Like ATVI, EA stock has beaten its last four quarters, pays a small but reliable dividend of 0.56% and trades at a PE of 27.47x. However, unlike its main rival, EA stock’s PE has doubled in the past year and is at its highest level so far this year. Not a good trend. EA stock remains profitable at 23.5%, though lower than ATVI’s.
Also like ATVI, EA’s managing is betting on mobile gaming to grow the company. CFO Blake Jorgenson said that the company is “increasing the number of mobile titles we have in development.” Meanwhile, mobile games enjoyed a rise of 32% in bookings in Q1. Meanwhile, franchises like Madden saw a 140% spike in players YOY in fiscal Q1.

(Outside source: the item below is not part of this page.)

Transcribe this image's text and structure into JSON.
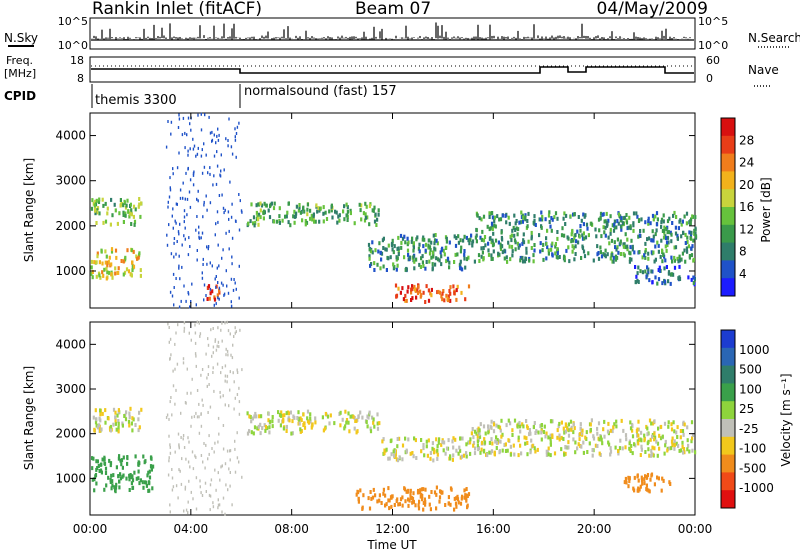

Analysts are also optimistic with 8 of them urging a strong buy, 14 a buy and 5 a hold at a price target of $148.64, or $24 higher. That price target is a dollar above EA stock’s 52-week high. Again, you can enter this stock now, though given volatility there’s a decent chance this could pull back below $120.
Corsair Gaming (CRSR-Q)
I would be remiss in omitting this recent IPO. Corsair makes high-end gaming hardware and accessories, including headsets, mice and keyboards. If you wonder who would spend money on a fancy game controller, consider that Corsair’s revenues grew to $1.3 billion in the year leading up June 30, 2020.
Though Corsair stock had a so-so debut in late-September at an initial stock price of $15, it has since topped $51. Beware: like many tech IPO’s this fall, Corsair stock suffers manic-depressive swings, like Black Friday when it plunged 9.42%, while Activision rallied 2.13%. Unlike many tech IPO’s, Corsair is already profitable. Also, its first reporter quarter saw a slam-dunk: an EPS of 52 cents blowing past the street’s 26%. The average price targer at $31.56 and the two analysts who follow Corsair stock rank it an outperform.
Corsair stock has rallied—along with the market—since the U.S election and the first vaccine news, so I’d suggest a partial speculative buy in the low-$30s.